Welcome the Night
elcome the Night arrives four years after the release of So Long, Astoria, the album containing the Ataris’s Don Henley cover, and bandleader Kris Roe has spent the intervening time forgetting his punk-pop past and checking off items on the list of requirements for making an Album Of Great Maturity. After placing his band on an extended hiatus, he parted ways with major label Columbia, and subsequently signed to indie Sanctuary. Then, reconfiguring his line-up into an act seven members strong, including a keyboardist and cellist, all that remained for Roe to do was write enough darkly introverted tracks beset by excessively dense soundscapes and turgid melodrama to fill out an album.
Welcome the Night starts off on a good note. “Not Capable of Love” may be lyrically redundant to those who have followed the band’s career, but it’s everything the Ataris’ artistic leap forward should have been. Kicking off with a grinding, distorted bass line, it has all the light and shade that’s lacking on the following tracks and a chorus that manages to be impassioned and emotional without succumbing to melancholic lethargy. Likewise, “Connections Are More Dangerous Than Lies” deploys pounding drums and tightly-wound verses to finely control its tension and dynamics. Roe delivers its refrain, “If you’re not in love, stay where you are” as if he’s shouting at a dance floor, rather than a lover, and the track is all the better for it.

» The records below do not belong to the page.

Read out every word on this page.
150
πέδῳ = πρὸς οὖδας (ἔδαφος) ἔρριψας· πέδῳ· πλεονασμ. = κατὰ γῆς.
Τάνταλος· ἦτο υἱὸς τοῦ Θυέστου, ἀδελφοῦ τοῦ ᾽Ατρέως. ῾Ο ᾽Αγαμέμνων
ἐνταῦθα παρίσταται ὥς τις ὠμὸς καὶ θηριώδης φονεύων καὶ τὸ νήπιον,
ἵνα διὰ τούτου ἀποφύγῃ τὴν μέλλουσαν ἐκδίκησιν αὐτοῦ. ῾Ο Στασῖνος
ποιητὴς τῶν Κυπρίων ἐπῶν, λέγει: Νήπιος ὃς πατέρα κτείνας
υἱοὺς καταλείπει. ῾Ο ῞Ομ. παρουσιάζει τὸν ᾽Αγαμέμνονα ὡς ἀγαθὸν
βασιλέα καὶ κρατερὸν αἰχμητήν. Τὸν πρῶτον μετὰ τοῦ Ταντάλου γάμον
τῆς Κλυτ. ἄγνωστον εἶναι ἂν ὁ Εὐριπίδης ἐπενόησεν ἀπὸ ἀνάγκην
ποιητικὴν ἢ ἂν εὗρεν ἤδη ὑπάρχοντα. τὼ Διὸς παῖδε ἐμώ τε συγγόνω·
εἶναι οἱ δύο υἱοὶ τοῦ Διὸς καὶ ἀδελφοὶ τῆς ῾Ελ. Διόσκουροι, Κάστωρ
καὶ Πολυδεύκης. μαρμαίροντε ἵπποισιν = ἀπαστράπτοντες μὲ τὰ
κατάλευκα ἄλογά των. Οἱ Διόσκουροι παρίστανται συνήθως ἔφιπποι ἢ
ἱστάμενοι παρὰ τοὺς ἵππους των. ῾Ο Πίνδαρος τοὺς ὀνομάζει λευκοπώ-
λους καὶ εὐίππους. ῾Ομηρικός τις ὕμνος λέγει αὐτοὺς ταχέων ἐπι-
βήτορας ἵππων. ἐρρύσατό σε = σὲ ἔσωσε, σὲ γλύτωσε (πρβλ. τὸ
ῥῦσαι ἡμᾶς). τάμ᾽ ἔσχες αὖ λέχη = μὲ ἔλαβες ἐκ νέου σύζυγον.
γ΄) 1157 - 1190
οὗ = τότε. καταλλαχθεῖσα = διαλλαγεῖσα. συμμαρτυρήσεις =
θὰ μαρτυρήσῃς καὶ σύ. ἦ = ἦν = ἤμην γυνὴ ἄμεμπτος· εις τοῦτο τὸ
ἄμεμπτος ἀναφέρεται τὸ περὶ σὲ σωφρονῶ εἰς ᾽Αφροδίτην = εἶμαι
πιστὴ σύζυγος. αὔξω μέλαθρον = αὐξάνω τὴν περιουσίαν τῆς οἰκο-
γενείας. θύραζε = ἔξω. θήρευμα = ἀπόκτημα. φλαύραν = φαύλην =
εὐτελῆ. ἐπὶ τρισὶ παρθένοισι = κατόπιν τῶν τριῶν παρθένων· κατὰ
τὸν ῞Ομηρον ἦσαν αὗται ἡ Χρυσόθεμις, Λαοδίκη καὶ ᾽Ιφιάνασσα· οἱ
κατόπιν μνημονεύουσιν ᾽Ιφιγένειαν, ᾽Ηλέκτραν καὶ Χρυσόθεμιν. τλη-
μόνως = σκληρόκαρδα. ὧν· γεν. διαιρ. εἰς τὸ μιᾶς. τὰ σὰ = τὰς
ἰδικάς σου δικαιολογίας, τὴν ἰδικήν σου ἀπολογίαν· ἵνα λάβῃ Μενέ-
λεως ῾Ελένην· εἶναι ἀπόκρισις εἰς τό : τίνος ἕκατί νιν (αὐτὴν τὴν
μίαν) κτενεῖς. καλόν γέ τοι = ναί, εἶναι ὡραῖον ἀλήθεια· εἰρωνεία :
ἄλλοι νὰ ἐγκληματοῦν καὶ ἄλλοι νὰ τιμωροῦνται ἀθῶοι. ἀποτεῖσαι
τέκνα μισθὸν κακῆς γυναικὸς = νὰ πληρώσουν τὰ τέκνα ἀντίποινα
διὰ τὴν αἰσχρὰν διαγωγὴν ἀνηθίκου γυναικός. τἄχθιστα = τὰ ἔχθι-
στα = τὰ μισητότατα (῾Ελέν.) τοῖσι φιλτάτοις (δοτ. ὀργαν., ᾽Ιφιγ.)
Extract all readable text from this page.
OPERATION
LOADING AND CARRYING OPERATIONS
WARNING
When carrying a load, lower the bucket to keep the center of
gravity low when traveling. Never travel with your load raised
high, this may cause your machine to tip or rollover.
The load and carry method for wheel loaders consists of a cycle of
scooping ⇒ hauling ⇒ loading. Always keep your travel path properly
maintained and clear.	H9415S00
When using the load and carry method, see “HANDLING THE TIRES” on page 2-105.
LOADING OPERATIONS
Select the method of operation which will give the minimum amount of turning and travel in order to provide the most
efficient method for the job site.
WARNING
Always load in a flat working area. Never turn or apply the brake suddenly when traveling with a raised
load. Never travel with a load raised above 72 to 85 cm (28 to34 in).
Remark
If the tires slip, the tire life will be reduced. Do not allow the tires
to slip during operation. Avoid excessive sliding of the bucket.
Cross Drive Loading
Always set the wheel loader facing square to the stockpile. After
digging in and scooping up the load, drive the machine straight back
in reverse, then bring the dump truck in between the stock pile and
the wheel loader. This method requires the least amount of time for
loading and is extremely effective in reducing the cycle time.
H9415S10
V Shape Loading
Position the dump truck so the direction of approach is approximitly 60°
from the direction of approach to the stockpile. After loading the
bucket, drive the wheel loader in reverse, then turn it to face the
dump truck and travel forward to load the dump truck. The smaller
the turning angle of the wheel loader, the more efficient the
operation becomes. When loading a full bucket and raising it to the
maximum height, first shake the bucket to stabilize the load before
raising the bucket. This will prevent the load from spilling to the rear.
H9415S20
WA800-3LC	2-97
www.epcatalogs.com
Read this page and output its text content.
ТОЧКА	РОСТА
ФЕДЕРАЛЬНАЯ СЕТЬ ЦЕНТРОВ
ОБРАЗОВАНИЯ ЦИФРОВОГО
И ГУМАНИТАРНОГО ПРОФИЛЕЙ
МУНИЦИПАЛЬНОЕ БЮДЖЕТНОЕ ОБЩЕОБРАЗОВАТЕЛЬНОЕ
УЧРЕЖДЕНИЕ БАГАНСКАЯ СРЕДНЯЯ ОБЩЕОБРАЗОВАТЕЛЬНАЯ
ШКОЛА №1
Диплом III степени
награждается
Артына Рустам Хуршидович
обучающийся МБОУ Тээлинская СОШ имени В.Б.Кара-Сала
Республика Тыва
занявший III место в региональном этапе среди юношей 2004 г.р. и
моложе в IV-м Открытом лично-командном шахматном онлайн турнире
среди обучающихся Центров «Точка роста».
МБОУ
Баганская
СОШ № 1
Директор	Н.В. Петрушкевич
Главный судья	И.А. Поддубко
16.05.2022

After these high points, though, the results are much more haphazard. The expanded palette occasionally results in the dreamy, melodic pop tunes they aim for, but it’s more often the case that the group’s indistinct instrumentation gets bogged down in a pervasive, purposeless gloom. The odd lighter moments—the bouncy keys introducing “When All Else Fails, It Fails,” the acoustic guitar on “Far from the Last Last Call”—offer welcome respite from the dreary haze that hangs over the record.
On probably the Ataris’ best-loved original, “San Dimas High School Football Rules,” from the 1999 album Blues Skies, Broken Hearts… Next 12 Exits, Roe propositioned a crush with a trip to Las Vegas, the kicker being that he’d “Even have Wayne Newton dedicate a song” to her. It was a promise somewhat lacking for a line meant to be loaded with heartfelt sentiment, but the moment was warm and funny and the track was sweetly written. Perhaps Wayne Newton performances are not the stuff of every young girl’s dreams, but if Roe could think that the object of his affections would be impressed by a crooner-endorsed serenade perhaps, we could believe, there was a woman out there who actually would be bowled over by the gesture. The youthful Atari’s lyrics may have been awkward at times, but they seemed natural and as such, were often curiously touching.
Roe is more guarded now, and, sadly, his gauche sincerity has given way to a vague generality that is just as graceless and nowhere near as interesting. Welcome the Night is obsessed with decay and regret, love and sadness, but Roe makes little effort to give context and definition to his emotions—his attempts at meaningful statements have all the wide-eyed earnestness and inflated-importance of the undergraduate or are simply laughable. (On “Cardiff-By-Sea,” for example, he expresses his apparently profound euphoria by singing the word “euphoria” over and over again.)
It’s possible for punk-pop groups to mature into ambitious territory; Brand New proved as much with their excellent 2006 album The Devil and God are Raging Inside Me. They did it, though, by taking risks and honing their strengths. On “The Cheyenne Line” Roe sings, “We threw out our convictions, and traded them for substance,” neatly encapsulating his problem: the Ataris have always found more success with conviction than substance, and Welcome the Night contains too little of either.